Differential Gene Expression
Can we cross the volcano?
Here is a a fundamental overview of high-throughput differential gene expression analysis (RNA-seq)
For this assignment you will be taking RNA-seq reads off the sequencer, and determining what genes are expressed higher in treatment group A compared to treatments group B. Why would someone want to do this? This can tell you something about the physiological response to a “treatment”, which generally speaking could be anything from environment, disease, developmental stage, tissue, species…
Generate a plot and table of differentially expressed genes.
Software
For this assignment we will be using kallisto (bash), DESeq2 (r).
Installing kallisto
Navigate through to a terminal and create directory in your home directory named programs
jovyan@jupyter-sr320:~$ pwd
/home/jovyan
jovyan@jupyter-sr320:~$ mkdir programs
Grab (wget
) the program from site listed above.
jovyan@jupyter-sr320:~$ cd programs/
jovyan@jupyter-sr320:~/programs$ wget https://github.com/pachterlab/kallisto/releases/download/v0.46.1/kallisto_linux-v0.46.1.tar.gz
Uncompress the file.
jovyan@jupyter-sr320:~/programs$ cd kallisto
jovyan@jupyter-sr320:~/programs/kallisto$ ls
kallisto license.txt README.md test
jovyan@jupyter-sr320:~/programs/kallisto$ ./kallisto
kallisto 0.46.1
Usage: kallisto <CMD> [arguments] ..
Where <CMD> can be one of:
index Builds a kallisto index
quant Runs the quantification algorithm
bus Generate BUS files for single-cell data
pseudo Runs the pseudoalignment step
merge Merges several batch runs
h5dump Converts HDF5-formatted results to plaintext
inspect Inspects and gives information about an index
version Prints version information
cite Prints citation information
Running kallisto <CMD> without arguments prints usage information for <CMD>
Commit early and often but ignore
files that are larger that 100 MB (or you will likely lose everything since prior commit).
You can use Git’s built-in hooks to automatically ignore files larger than 100 MB. Here are the steps to follow:
Create a new file in the .git/hooks/
directory of your repository called pre-commit
.
Add the following code to the pre-commit
file:
#!/bin/bash
# Maximum file size (in bytes)
max_file_size=104857600
# Find all files larger than max_file_size and add them to the .gitignore file
find . -type f -size +$max_file_sizec -exec echo "{}" >> .gitignore \;
This code sets the max_file_size variable to 100 MB and then uses the find command to locate all files in the repository that are larger than the specified max_file_size. The exec option of the find command appends the name of each file that matches the criteria to the .gitignore file.

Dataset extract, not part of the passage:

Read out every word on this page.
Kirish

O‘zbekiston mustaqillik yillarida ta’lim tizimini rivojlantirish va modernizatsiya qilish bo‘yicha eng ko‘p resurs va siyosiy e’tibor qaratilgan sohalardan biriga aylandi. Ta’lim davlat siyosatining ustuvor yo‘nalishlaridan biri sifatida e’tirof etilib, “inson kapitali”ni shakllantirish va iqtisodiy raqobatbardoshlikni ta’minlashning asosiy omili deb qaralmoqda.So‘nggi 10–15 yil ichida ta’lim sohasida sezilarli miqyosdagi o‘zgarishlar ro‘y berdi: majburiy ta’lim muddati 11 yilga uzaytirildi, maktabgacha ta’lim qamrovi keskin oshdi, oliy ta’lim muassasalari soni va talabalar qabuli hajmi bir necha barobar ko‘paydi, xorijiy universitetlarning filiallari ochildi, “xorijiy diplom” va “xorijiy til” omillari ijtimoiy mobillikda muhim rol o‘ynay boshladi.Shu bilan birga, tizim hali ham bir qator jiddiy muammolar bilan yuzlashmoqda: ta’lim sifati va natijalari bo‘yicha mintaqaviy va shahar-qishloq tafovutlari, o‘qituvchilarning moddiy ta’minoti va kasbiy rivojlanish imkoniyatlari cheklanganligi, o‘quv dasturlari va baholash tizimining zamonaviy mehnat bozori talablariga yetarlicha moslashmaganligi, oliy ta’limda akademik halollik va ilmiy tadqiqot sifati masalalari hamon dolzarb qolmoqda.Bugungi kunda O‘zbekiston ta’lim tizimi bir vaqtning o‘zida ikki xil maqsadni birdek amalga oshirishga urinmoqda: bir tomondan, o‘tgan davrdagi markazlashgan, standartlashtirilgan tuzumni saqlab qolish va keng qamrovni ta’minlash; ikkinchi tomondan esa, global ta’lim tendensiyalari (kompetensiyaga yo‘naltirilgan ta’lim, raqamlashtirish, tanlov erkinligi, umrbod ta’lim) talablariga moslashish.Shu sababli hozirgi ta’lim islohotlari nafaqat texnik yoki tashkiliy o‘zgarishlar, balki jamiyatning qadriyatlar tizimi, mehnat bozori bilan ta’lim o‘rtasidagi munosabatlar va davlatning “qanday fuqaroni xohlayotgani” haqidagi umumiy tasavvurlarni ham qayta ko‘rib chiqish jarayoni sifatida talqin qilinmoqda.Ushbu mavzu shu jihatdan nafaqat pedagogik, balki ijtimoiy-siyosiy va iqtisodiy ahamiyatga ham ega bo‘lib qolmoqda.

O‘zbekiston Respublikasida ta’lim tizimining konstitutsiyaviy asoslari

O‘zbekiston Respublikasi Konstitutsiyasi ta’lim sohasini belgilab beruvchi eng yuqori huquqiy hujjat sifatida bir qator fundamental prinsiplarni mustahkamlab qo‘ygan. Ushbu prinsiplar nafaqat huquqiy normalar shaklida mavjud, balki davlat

Save the pre-commit file and make it executable by running the following command:
chmod +x .git/hooks/pre-commit
With these changes, whenever you run a git commit command, Git will first execute the pre-commit hook, which will automatically add any files larger than 100 MB to the .gitignore file. This will prevent Git from tracking these files in the repository going forward.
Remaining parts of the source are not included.